C’est une nouvelle qui fait réagir le milieu économique et financier guinéen. L’agence internationale de notation financière Standard & Poor’s (S&P) a annoncé, le 13 mars 2026, une amélioration de la perspective de la note souveraine de la Guinea. Celle-ci passe de « Stable » à « Positive », tandis que la note du pays est maintenue à « B+ ».
Selon l’agence , cette décision reflète l’analyse de l’agence sur l’évolution de la situation économique et financière du pays.
Un signal pour les investisseurs internationaux
Le passage à une perspective « Positive », constitue un indicateur suivi par les investisseurs internationaux.
Pour la Guinée, cette évolution peut contribuer à :
• renforcer la crédibilité financière du pays sur les marchés internationaux ;
• améliorer l’accès au financement extérieur ;
• attirer davantage d’investissements dans plusieurs secteurs économiques.
Cette annonce intervient peu de temps après l’attribution de la première notation souveraine de la Guinée par S&P.
Des perspectives de croissance économique
Selon l’analyse de S&P, l’économie guinéenne pourrait enregistrer une croissance importante dans les prochaines années.
Le produit intérieur brut (PIB) pourrait augmenter d’environ 10 % par an entre 2026 et 2029.
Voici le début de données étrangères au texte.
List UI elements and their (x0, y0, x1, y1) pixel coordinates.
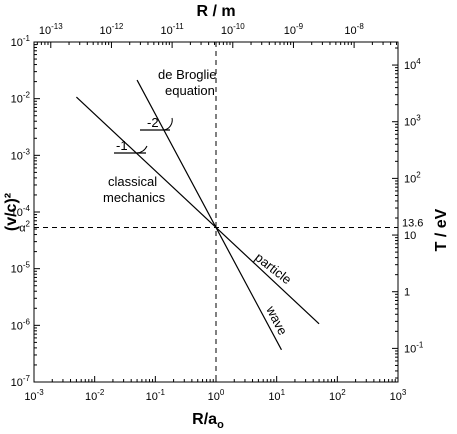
y-right-13.6-label: 13.6 (402, 217, 423, 229)
x-bottom-tick-label: 102 (329, 388, 346, 403)
annotation-equation: equation (165, 83, 215, 98)
annotation-mechanics: mechanics (103, 190, 166, 205)
x-bottom-tick-label: 101 (268, 388, 285, 403)
series-label-wave: wave (263, 303, 291, 338)
series-line-particle (75, 96, 320, 325)
x-top-tick-label: 10-13 (39, 22, 63, 37)
x-top-tick-label: 10-9 (284, 22, 304, 37)
x-top-tick-label: 10-10 (221, 22, 245, 37)
annotation-slope-minus1: -1 (116, 138, 128, 153)
annotation-slope-minus2: -2 (147, 115, 159, 130)
y-left-tick-label: 10-2 (11, 91, 31, 106)
ticks-layer (33, 41, 399, 383)
series-line-wave (136, 79, 282, 351)
x-bottom-tick-label: 100 (208, 388, 225, 403)
y-right-tick-label: 10-1 (404, 340, 424, 355)
y-axis-left-title: (v/c)² (3, 193, 20, 231)
annotation-de-broglie: de Broglie (158, 67, 217, 82)
x-bottom-tick-label: 10-2 (85, 388, 105, 403)
x-axis-top-title: R / m (196, 3, 235, 20)
x-bottom-tick-label: 10-1 (146, 388, 166, 403)
slope-indicator-minus2 (140, 117, 173, 131)
y-right-tick-label: 10 (404, 230, 416, 242)
y-right-tick-label: 103 (404, 114, 421, 129)
x-axis-bottom-title: R/ao (192, 411, 224, 431)
x-bottom-tick-label: 103 (390, 388, 407, 403)
x-top-tick-label: 10-12 (100, 22, 124, 37)
y-left-tick-label: 10-5 (11, 261, 31, 276)
y-left-tick-label: 10-4 (11, 204, 31, 219)
y-left-tick-label: 10-1 (11, 34, 31, 49)
annotation-classical: classical (108, 174, 157, 189)
x-bottom-tick-label: 10-3 (24, 388, 44, 403)
x-axis-bottom-title-sub: o (217, 419, 224, 431)
y-left-tick-label: 10-7 (11, 374, 31, 389)
x-top-tick-label: 10-11 (161, 22, 185, 37)
y-left-tick-label: 10-3 (11, 147, 31, 162)
x-top-tick-label: 10-8 (344, 22, 364, 37)
y-right-tick-label: 102 (404, 170, 421, 185)
y-axis-right-title: T / eV (433, 208, 450, 251)
slope-indicator-minus1 (114, 145, 148, 154)
y-right-tick-label: 1 (404, 287, 410, 299)
y-right-tick-label: 104 (404, 57, 421, 72)
y-left-tick-label: 10-6 (11, 317, 31, 332)
y-left-alpha2-label: α2 (19, 219, 30, 234)
x-axis-bottom-title-main: R/a (192, 411, 217, 428)
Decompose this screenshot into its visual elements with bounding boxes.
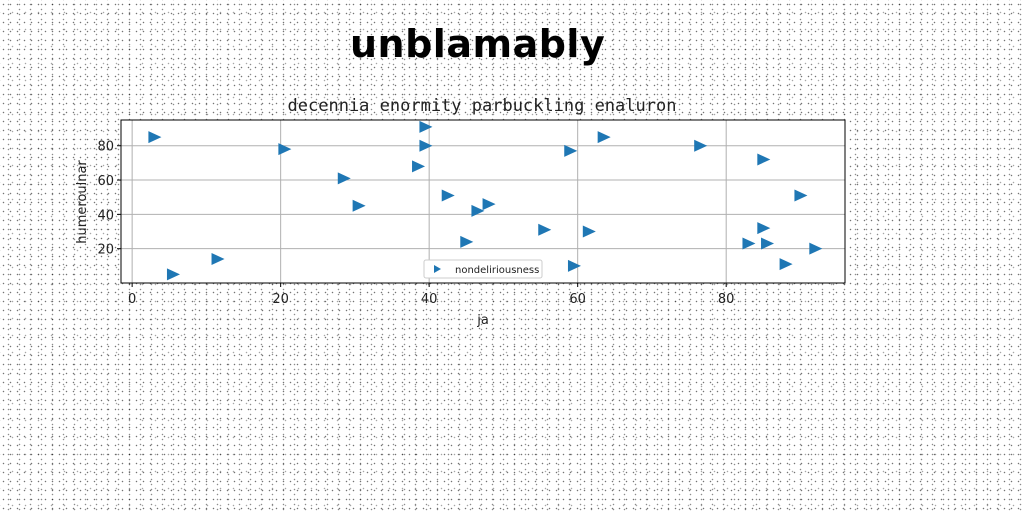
x-tick-label: 60 xyxy=(569,292,586,307)
y-tick-label: 80 xyxy=(97,140,114,155)
x-tick-label: 80 xyxy=(718,292,735,307)
y-tick-label: 20 xyxy=(97,243,114,258)
x-tick-label: 40 xyxy=(421,292,438,307)
y-axis-label: humeroulnar xyxy=(75,160,90,244)
legend-label: nondeliriousness xyxy=(455,265,539,276)
x-tick-label: 20 xyxy=(272,292,289,307)
legend: nondeliriousness xyxy=(424,260,542,278)
y-ticks: 20 40 60 80 xyxy=(97,140,121,258)
y-tick-label: 40 xyxy=(97,208,114,223)
y-tick-label: 60 xyxy=(97,174,114,189)
x-axis-label: ja xyxy=(476,313,489,328)
chart-title: decennia enormity parbuckling enaluron xyxy=(288,96,677,116)
x-tick-label: 0 xyxy=(128,292,136,307)
x-ticks: 0 20 40 60 80 xyxy=(128,283,734,307)
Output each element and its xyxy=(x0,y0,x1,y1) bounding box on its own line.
Cette évolution serait notamment liée à :
• la mise en œuvre du projet minier de Simandou ;
• l’augmentation des capacités de transformation des ressources minières ;
• la réalisation de projets d’infrastructures.
Une amélioration des réserves de change
S&P souligne également la progression des réserves de change du pays.
Celles-ci ont atteint environ 4,1 milliards de dollars à la fin de l’année 2025, soit plus du triple par rapport à l’année précédente.
Cette évolution s’explique notamment par :
• l’augmentation des investissements directs étrangers ;
• la mise en production progressive de nouveaux projets miniers.
Des finances publiques en amélioration
L’agence observe également une progression des recettes publiques.
En 2025, les recettes de l’État ont augmenté de 46 %. Cette évolution est liée :
• à la hausse des revenus issus du secteur minier ;
• aux réformes engagées dans les administrations fiscales et douanières.
Par ailleurs, la dette publique reste à un niveau jugé maîtrisé, autour de 36 % du PIB.
Selon Standard & Poor’s, la perspective « Positive » signifie qu’une amélioration de la note souveraine de la Guinea pourrait intervenir dans un délai de 12 à 18 mois, si les réformes économiques et budgétaires se poursuivent.
Pour le pays, cette évolution pourrait faciliter l’accès aux financements internationaux et soutenir les investissements nécessaires au développement économique.